As a business owner or sole trader, you have the opportunity to defer your annual super contributions, or any unused cap space, to the next financial year. This will increase your concessional contributions cap for the following financial year and can help free up cash you may be able to feed back into your business to encourage growth.
Keen to get your tax refund early to aid cash flow or defer money owed? Talk to the ATO about deferring your payments. Due to COVID-19, you can now request a payment deferral of up to 6 months. Alternatively, you may be able to request early access to funds the ATO owes you.
In a statement, Chris Jordan, Commissioner of Taxation at the ATO, underlines the importance of reducing pressure on Aussie businesses at the end of this financial year. “In these difficult and uncertain times, the ATO is doing everything it can to reduce stress from tax [and] related obligations.”
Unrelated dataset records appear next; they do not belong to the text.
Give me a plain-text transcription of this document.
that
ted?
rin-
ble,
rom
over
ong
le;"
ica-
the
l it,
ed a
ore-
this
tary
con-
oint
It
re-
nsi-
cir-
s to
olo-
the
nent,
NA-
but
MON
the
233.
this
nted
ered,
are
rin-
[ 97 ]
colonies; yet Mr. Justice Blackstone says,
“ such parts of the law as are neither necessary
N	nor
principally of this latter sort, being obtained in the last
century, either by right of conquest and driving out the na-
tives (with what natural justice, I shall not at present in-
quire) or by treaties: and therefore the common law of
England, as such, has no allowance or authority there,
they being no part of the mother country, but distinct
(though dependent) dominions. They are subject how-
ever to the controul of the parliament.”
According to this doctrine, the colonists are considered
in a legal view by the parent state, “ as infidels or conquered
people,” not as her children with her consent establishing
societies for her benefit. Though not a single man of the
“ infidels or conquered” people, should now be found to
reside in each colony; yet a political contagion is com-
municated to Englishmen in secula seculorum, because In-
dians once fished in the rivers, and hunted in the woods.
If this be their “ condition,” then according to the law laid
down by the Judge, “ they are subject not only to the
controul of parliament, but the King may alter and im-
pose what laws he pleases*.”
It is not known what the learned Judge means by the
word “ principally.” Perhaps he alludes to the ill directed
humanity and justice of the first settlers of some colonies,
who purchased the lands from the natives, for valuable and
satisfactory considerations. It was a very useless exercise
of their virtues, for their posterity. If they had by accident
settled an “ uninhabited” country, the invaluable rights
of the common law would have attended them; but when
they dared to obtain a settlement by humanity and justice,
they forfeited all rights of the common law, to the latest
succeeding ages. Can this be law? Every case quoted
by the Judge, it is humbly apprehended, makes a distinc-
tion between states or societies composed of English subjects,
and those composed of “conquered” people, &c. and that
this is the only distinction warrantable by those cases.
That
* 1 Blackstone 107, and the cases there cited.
Tax time can be complicated at the best of times, let alone in the middle of a global pandemic when rules and regulations continue to change. If you’ve been hesitant in the past about using an accountant, or only engaged someone to help with the bare basics, this year might be an ideal time to seek professional help.
An accountant can help you navigate the nitty-gritty of the tax system, easing confusion while perhaps reducing the tax burden or help you increasing refund. And just like in previous years you’ll be able to claim their services as a tax deduction.
Maximising your tax return can help to give your business a much-needed boost. And the best bit is the process isn’t as laborious as you might imagine.
This article is a general overview and should be used as a guide only. We recommend that you seek independent professional advice about your specific circumstances before acting.